I also ran into one very annoying bug: The built-in Maps and Navigation programs couldn't initialize the GPS for the first time after a factory reset. Downloading a free program called "GPS Test" fixed the problem, after which, the feature worked fine.

Multimedia and Conclusions
The Nexus S is a pretty good media phone, although it's not quite as solid as other top-of-the-line phones. For one thing, there's no removable memory; only a non-expandable 16GB of internal storage.

Audio and video support also have some trouble with key codecs. The music player supports most file types except WMA, and high-bit rate H.264 video files showed visibly jerky frame rates. I'm being picky here, but the Samsung Vibrant and the myTouch 4G don't have a problem with either of those things. Music and video sound great through wired or Bluetooth headphones, though, and YouTube plays in HQ mode if you have sufficient network speed.

The Nexus S has a 5-megapixel camera on the back and a VGA camera on the front, for video calling. There still isn't any adequate Android video calling software, but I found the front camera useful for recording video messages to my family.

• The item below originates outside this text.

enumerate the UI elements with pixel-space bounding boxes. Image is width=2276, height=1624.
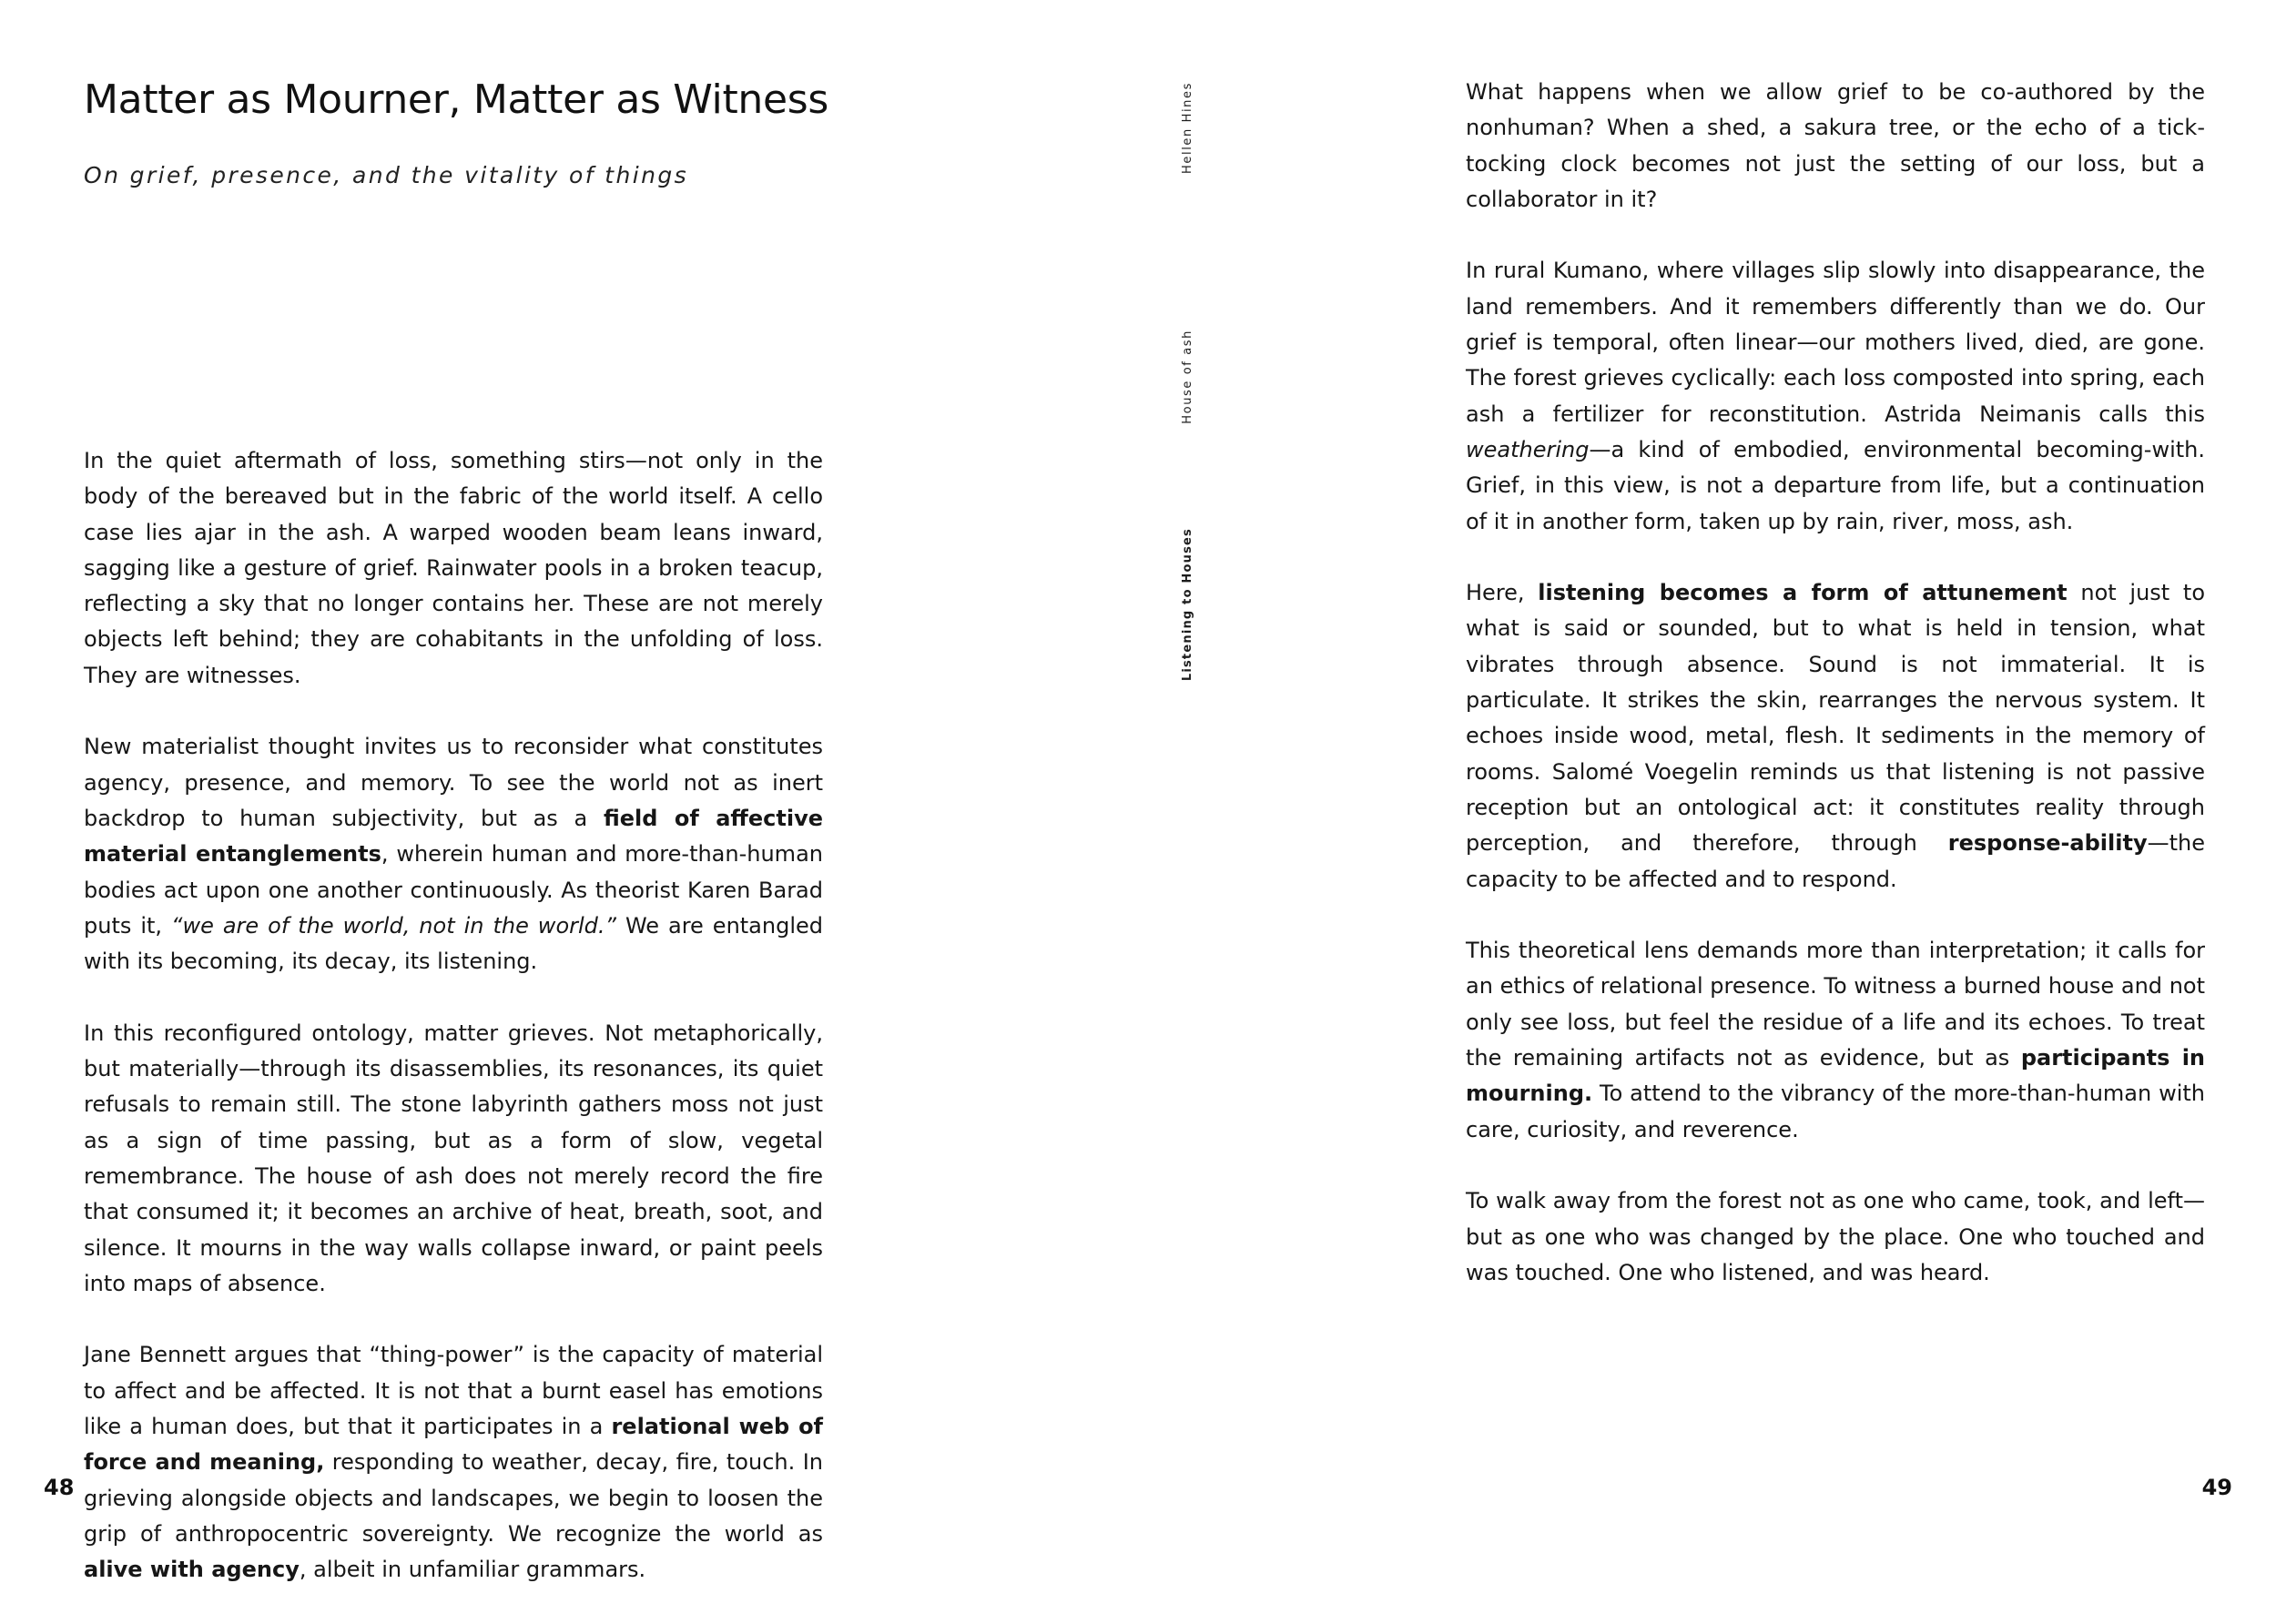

The main camera took relatively sharp but somewhat desaturated photos outdoors, but indoors it really struggled with low light; I got very low shutter speeds, leading to blur. Outdoors, the video mode took smooth 720-by-480 videos at 30 frames per second, but that dropped to a jerky 17 frames per second indoors.
Google needs a developer phone with a clean build of Android. The Nexus S fits that bill. But it isn't the best Android phone for T-Mobile users (or for anyone, for that matter.) The T-Mobile myTouch HD outdoes the Nexus S with better battery life, faster Internet, a better camera, removable memory and some cool included software. On Sprint, the Samsung Epic 4G ($199, 4 stars) gives you WiMAX and a keyboard.

If you get all worked into a lather over who's on Android 2.1 and who's on 2.3, the Nexus S is a fine phone for you. Otherwise, it's just another high-quality, high-end Android phone in a crowd of good choices.